While the site’s goals-including increased transparency, accountability, and dialogue between UGBC and the student body-are well intentioned, the execution of the site launch has been flawed so far. There was very little publicity about the site going live to receive new student suggestions after being inactive since 2009, and much of the campus remains uninformed about the initiative. Also, there was no immediate post on the UGBC Facebook page about the website, and a tweet sent out Tuesday night contained the wrong URL for the website and was not corrected until the next day.

Current UGBC president and executive vice president Matt Nacier and Matt Alonsozana, both A&S ’14, have made it a point of emphasis to utilize social media to connect with students, yet UGBC’s communication through social media about the Campus Voice site has been subpar. Another UGBC initiative, Plexapalooza, has received much more attention on the organization’s social media pages, and UGBC should devote that sort of attention to ensure that students are made aware of what Campus Voice offers them.

Another of the site’s major flaws is the lack of clarity about how voting works. Students are informed that they can vote for a particular issue one, two, or three times, yet are not told how many overall votes they have. After a student votes for an issue, he or she is told how many votes he or she has remaining, and based on this number, it appears that each student has five total votes. This remains uncertain, however, as before the launch, the number of votes was set at 10, according to Matt Hugo, UGBC senator and A&S ’16.

Further, students can remove their votes from a given proposal at any time, and the fact that votes are returned after voting for an issue is closed is not made immediately clear. In general, there is very little information on the website about the voting process, and the site’s terms of service page lacks many key facts of which voting students should be made aware.

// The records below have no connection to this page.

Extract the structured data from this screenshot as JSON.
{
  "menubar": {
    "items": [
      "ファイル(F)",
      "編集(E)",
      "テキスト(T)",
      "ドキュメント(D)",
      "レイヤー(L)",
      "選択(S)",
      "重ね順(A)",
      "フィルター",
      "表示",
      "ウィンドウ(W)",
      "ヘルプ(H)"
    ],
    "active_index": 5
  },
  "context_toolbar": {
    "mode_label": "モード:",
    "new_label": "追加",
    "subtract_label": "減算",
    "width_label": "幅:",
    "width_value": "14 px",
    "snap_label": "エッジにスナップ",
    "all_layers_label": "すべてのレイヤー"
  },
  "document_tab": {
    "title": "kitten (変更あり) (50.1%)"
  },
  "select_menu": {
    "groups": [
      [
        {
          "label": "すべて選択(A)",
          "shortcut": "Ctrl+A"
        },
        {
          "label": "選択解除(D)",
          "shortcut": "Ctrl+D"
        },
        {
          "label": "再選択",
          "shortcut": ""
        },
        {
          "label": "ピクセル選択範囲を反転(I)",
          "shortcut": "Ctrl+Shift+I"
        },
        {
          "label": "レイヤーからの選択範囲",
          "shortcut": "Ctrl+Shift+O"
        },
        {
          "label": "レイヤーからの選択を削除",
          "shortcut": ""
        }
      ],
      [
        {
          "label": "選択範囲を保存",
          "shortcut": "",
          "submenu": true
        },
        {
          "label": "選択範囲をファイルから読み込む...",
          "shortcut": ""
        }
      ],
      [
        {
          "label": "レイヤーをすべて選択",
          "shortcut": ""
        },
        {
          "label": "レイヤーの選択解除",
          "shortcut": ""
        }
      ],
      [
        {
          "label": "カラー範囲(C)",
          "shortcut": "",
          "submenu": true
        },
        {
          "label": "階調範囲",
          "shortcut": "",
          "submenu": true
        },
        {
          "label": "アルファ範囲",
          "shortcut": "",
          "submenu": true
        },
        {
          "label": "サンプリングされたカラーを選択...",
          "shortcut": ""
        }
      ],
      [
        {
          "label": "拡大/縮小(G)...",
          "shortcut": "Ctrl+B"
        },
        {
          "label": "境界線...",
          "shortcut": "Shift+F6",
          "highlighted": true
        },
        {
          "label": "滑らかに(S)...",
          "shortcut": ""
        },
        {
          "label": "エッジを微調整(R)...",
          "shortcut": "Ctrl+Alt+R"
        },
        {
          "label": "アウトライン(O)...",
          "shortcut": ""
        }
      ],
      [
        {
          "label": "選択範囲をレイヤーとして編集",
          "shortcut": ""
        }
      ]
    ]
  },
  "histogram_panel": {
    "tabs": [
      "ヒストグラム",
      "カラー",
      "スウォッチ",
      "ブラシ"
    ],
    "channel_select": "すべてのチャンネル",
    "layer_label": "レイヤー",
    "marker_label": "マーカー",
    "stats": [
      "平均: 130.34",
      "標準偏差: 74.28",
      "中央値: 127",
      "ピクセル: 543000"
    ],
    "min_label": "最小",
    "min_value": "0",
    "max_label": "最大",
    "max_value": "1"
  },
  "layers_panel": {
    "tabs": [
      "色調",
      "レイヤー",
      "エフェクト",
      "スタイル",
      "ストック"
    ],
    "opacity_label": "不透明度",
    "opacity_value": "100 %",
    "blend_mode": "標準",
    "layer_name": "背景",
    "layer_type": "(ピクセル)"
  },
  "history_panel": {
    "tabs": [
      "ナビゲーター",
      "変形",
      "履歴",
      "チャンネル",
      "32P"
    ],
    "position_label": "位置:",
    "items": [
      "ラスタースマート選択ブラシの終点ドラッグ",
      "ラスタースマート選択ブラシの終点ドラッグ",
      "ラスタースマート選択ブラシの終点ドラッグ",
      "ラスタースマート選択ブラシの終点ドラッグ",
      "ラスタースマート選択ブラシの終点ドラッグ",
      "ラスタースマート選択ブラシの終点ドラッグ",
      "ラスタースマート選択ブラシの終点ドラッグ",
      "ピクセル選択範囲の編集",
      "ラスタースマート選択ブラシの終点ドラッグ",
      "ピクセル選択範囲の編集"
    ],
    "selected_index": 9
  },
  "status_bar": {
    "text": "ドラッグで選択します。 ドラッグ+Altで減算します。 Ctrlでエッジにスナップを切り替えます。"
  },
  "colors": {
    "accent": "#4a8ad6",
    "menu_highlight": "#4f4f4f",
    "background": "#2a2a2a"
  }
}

Now that the programming division has been divested from UGBC, it would behoove the Student Assembly (SA) and other remaining UGBC branches to facilitate better connections with the student body. The organization’s primary purpose, without programming, is advocacy. Therefore, the idea needs to be planted in students’ minds now that they should go to UGBC with meaningful proposals. In order to take UGBC and its ability to bring about change seriously, students must believe that their concerns could be acted upon legitimately. Campus Voice seeks to accomplish this, but it needs to be implemented more publicly using social media. Chris Marchese, president pro tempore of the SA, executive vice president-elect, and A&S ’15, has been central in the coordination of the site’s relaunch this year, and he and Nanci Fiore-Chettiar, president-elect and A&S ’15, must ensure that Campus Voice’s mission is carried out effectively moving forward.